As the shindig was winding down, Lucas lost hold of his balloon for a second and it floated high into the tree limbs above him. Along with dropping an ice cream cone on the sidewalk, I remembered this as one of the timeless tragedies of childhood. In this instance, it was also a chance for Uncle Jay to play hero. I climbed atop the picnic table, lept up and snagged the last inch of the balloon string before slipping on my butt in an embarrassing landing. It didn’t matter. Luke had his balloon and his happiness restored.

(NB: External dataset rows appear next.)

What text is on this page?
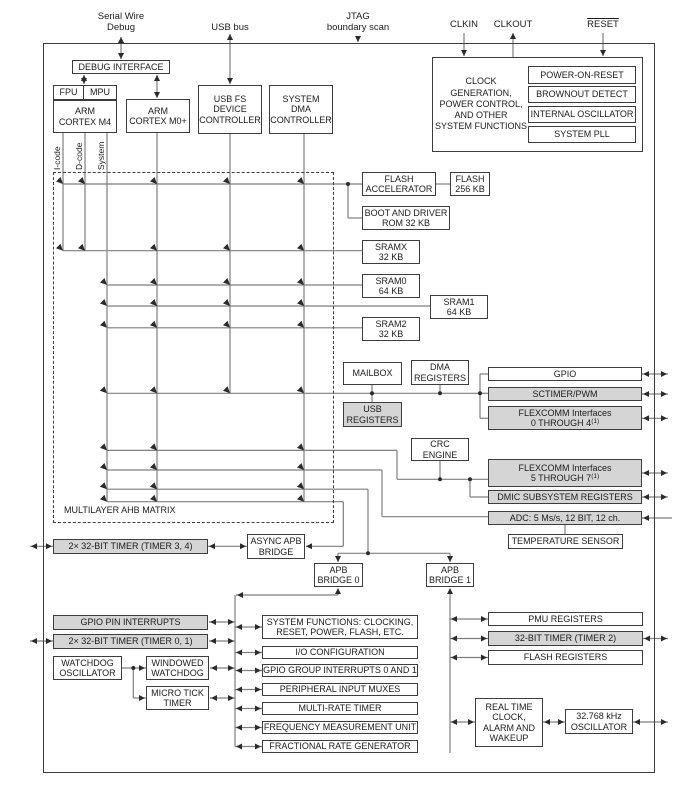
I-code D-code System
MULTILAYER AHB MATRIX
Serial Wire
Debug	USB bus
JTAG
boundary scan	CLKIN	CLKOUT	RESET
DEBUG INTERFACE
FPU	MPU
ARM
CORTEX M4
ARM
CORTEX M0+
USB FS
DEVICE
CONTROLLER
SYSTEM
DMA
CONTROLLER
CLOCK GENERATION,
POWER CONTROL,
AND OTHER
SYSTEM FUNCTIONS
POWER-ON-RESET
BROWNOUT DETECT
INTERNAL OSCILLATOR
SYSTEM PLL
FLASH
ACCELERATOR
FLASH
256 KB
BOOT AND DRIVER
ROM 32 KB
SRAMX
32 KB
SRAM0
64 KB
SRAM1
64 KB
SRAM2
32 KB
MAILBOX
DMA
REGISTERS
USB
REGISTERS
GPIO
SCTIMER/PWM
FLEXCOMM Interfaces
0 THROUGH 4$^{(1)}$
CRC
ENGINE
FLEXCOMM Interfaces
5 THROUGH 7$^{(1)}$
DMIC SUBSYSTEM REGISTERS
ADC: 5 Ms/s, 12 BIT, 12 ch.
TEMPERATURE SENSOR
2× 32-BIT TIMER (TIMER 3, 4)
ASYNC APB
BRIDGE
APB
BRIDGE 0
APB
BRIDGE 1
GPIO PIN INTERRUPTS
2× 32-BIT TIMER (TIMER 0, 1)
WATCHDOG
OSCILLATOR
WINDOWED
WATCHDOG
MICRO TICK
TIMER
SYSTEM FUNCTIONS: CLOCKING,
RESET, POWER, FLASH, ETC.
I/O CONFIGURATION
GPIO GROUP INTERRUPTS 0 AND 1
PERIPHERAL INPUT MUXES
MULTI-RATE TIMER
FREQUENCY MEASUREMENT UNIT
FRACTIONAL RATE GENERATOR
PMU REGISTERS
32-BIT TIMER (TIMER 2)
FLASH REGISTERS
REAL TIME
CLOCK,
ALARM AND
WAKEUP
32.768 kHz
OSCILLATOR
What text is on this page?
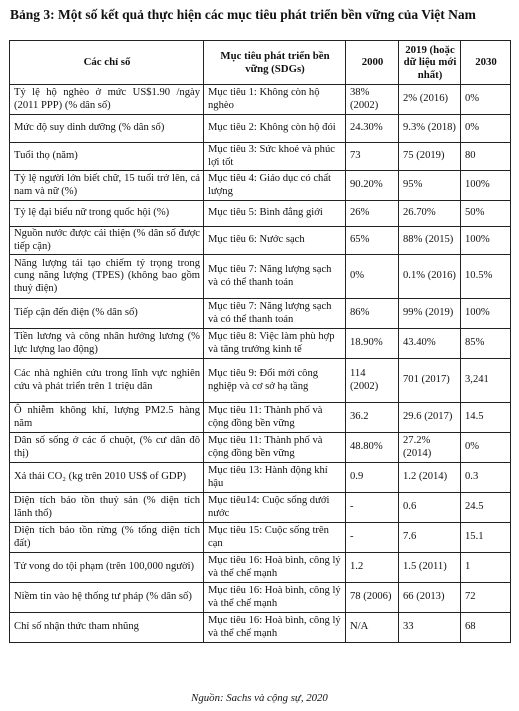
Bảng 3: Một số kết quả thực hiện các mục tiêu phát triển bền vững của Việt Nam
Các chỉ số	Mục tiêu phát triển bền vững (SDGs)	2000	2019 (hoặc dữ liệu mới nhất)	2030
Tỷ lệ hộ nghèo ở mức US$1.90 /ngày (2011 PPP) (% dân số)	Mục tiêu 1: Không còn hộ nghèo	38% (2002)	2% (2016)	0%
Mức độ suy dinh dưỡng (% dân số)	Mục tiêu 2: Không còn hộ đói	24.30%	9.3% (2018)	0%
Tuổi thọ (năm)	Mục tiêu 3: Sức khoẻ và phúc lợi tốt	73	75 (2019)	80
Tỷ lệ người lớn biết chữ, 15 tuổi trở lên, cả nam và nữ (%)	Mục tiêu 4: Giáo dục có chất lượng	90.20%	95%	100%
Tỷ lệ đại biểu nữ trong quốc hội (%)	Mục tiêu 5: Bình đẳng giới	26%	26.70%	50%
Nguồn nước được cải thiện (% dân số được tiếp cận)	Mục tiêu 6: Nước sạch	65%	88% (2015)	100%
Năng lượng tái tạo chiếm tỷ trọng trong cung năng lượng (TPES) (không bao gồm thuỷ điện)	Mục tiêu 7: Năng lượng sạch và có thể thanh toán	0%	0.1% (2016)	10.5%
Tiếp cận đến điện (% dân số)	Mục tiêu 7: Năng lượng sạch và có thể thanh toán	86%	99% (2019)	100%
Tiền lương và công nhân hưởng lương (% lực lượng lao động)	Mục tiêu 8: Việc làm phù hợp và tăng trưởng kinh tế	18.90%	43.40%	85%
Các nhà nghiên cứu trong lĩnh vực nghiên cứu và phát triển trên 1 triệu dân	Mục tiêu 9: Đổi mới công nghiệp và cơ sở hạ tầng	114 (2002)	701 (2017)	3,241
Ô nhiễm không khí, lượng PM2.5 hàng năm	Mục tiêu 11: Thành phố và cộng đồng bền vững	36.2	29.6 (2017)	14.5
Dân số sống ở các ổ chuột, (% cư dân đô thị)	Mục tiêu 11: Thành phố và cộng đồng bền vững	48.80%	27.2% (2014)	0%
Xả thải CO₂ (kg trên 2010 US$ of GDP)	Mục tiêu 13: Hành động khí hậu	0.9	1.2 (2014)	0.3
Diện tích bảo tồn thuỷ sản (% diện tích lãnh thổ)	Mục tiêu14: Cuộc sống dưới nước	-	0.6	24.5
Diện tích bảo tồn rừng (% tổng diện tích đất)	Mục tiêu 15: Cuộc sống trên cạn	-	7.6	15.1
Tử vong do tội phạm (trên 100,000 người)	Mục tiêu 16: Hoà bình, công lý và thể chế mạnh	1.2	1.5 (2011)	1
Niềm tin vào hệ thống tư pháp (% dân số)	Mục tiêu 16: Hoà bình, công lý và thể chế mạnh	78 (2006)	66 (2013)	72
Chỉ số nhận thức tham nhũng	Mục tiêu 16: Hoà bình, công lý và thể chế mạnh	N/A	33	68
Nguồn: Sachs và cộng sự, 2020
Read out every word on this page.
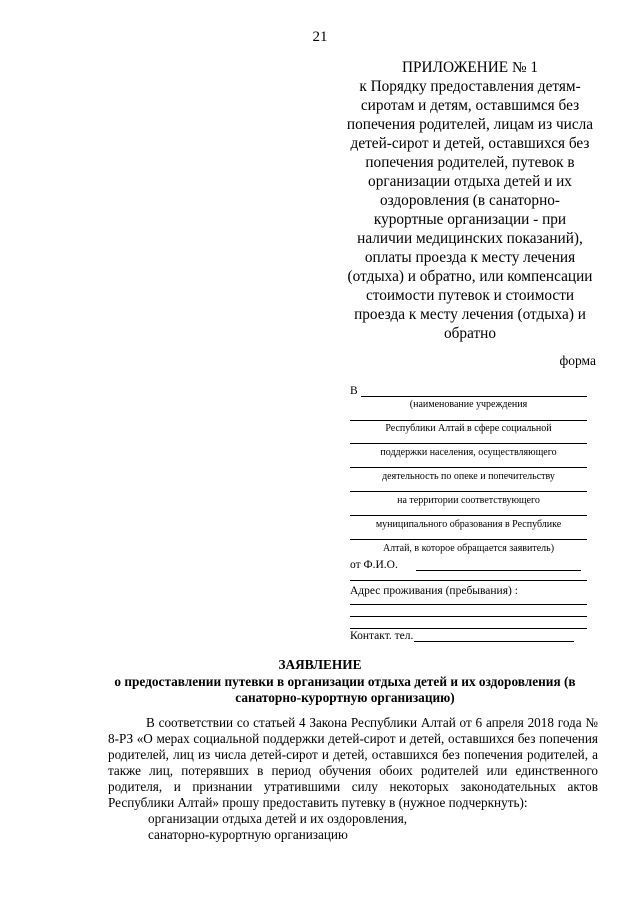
21
ПРИЛОЖЕНИЕ № 1
к Порядку предоставления детям-
сиротам и детям, оставшимся без
попечения родителей, лицам из числа
детей-сирот и детей, оставшихся без
попечения родителей, путевок в
организации отдыха детей и их
оздоровления (в санаторно-
курортные организации - при
наличии медицинских показаний),
оплаты проезда к месту лечения
(отдыха) и обратно, или компенсации
стоимости путевок и стоимости
проезда к месту лечения (отдыха) и
обратно
форма
В
(наименование учреждения
Республики Алтай в сфере социальной
поддержки населения, осуществляющего
деятельность по опеке и попечительству
на территории соответствующего
муниципального образования в Республике
Алтай, в которое обращается заявитель)
от Ф.И.О.
Адрес проживания (пребывания) :
Контакт. тел.
ЗАЯВЛЕНИЕ
о предоставлении путевки в организации отдыха детей и их оздоровления (в санаторно-курортную организацию)

В соответствии со статьей 4 Закона Республики Алтай от 6 апреля 2018 года № 8-РЗ «О мерах социальной поддержки детей-сирот и детей, оставшихся без попечения родителей, лиц из числа детей-сирот и детей, оставшихся без попечения родителей, а также лиц, потерявших в период обучения обоих родителей или единственного родителя, и признании утратившими силу некоторых законодательных актов Республики Алтай» прошу предоставить путевку в (нужное подчеркнуть):

организации отдыха детей и их оздоровления,
санаторно-курортную организацию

It was incredible how adroitly Sage, Lee, and their friends worked together to pull off a party for 35 people, all while keeping a gang of toddlers entertained and happy. I got a glimpse of how parenting is an exercise in planning, devotion, and perpetual learning. For now, the role of Uncle Jay is all I can handle, but I’ve really enjoyed seeing how my brother has become Papa Lee.
Luke and Jude are growing from a toddler and a baby into a child and toddler at an alarming rate. As they grow and change, I know their parents will help them become even more interesting and wonderful boys, and I’m thrilled to now be close enough to watch it happen from time to time.
Yesterday was the first day consistently rainy day I’ve experienced since moving to Portland. A light drizzle swelled into a downpour in the afternoon as I was perusing gadgets at a local toy store. It was the last day of August, but I had the distinct impression that I was already entering the dreaded fall-to-winter-to spring Pacific Northwest doldrums.
As I was trying to decide what would make the ultimate birthday present for my nephew, I got a phone call from an organization I interviewed with last Friday. The kindly representative informed me that I got the job, and we worked out the details of what should be a nice little arrangement. [It’s a part-time gig, but it will allow me to learn about the sustainable energy industry in Oregon, and more importantly, leave the house a few times a week. It’s a start.]
I was as happy as a kid in a toy store. Actually, I was happier. The kid next to me was crying because his parents told him he had 5 seconds to decide what to buy. I walked out of the store and into the driving rain. I sidled down the sidewalk, presents in hand, and I almost felt compelled to hop into the street and give my best Gene Kelly impression.
Yesterday turned out to be both the brightest and dreariest day I’ve had in while.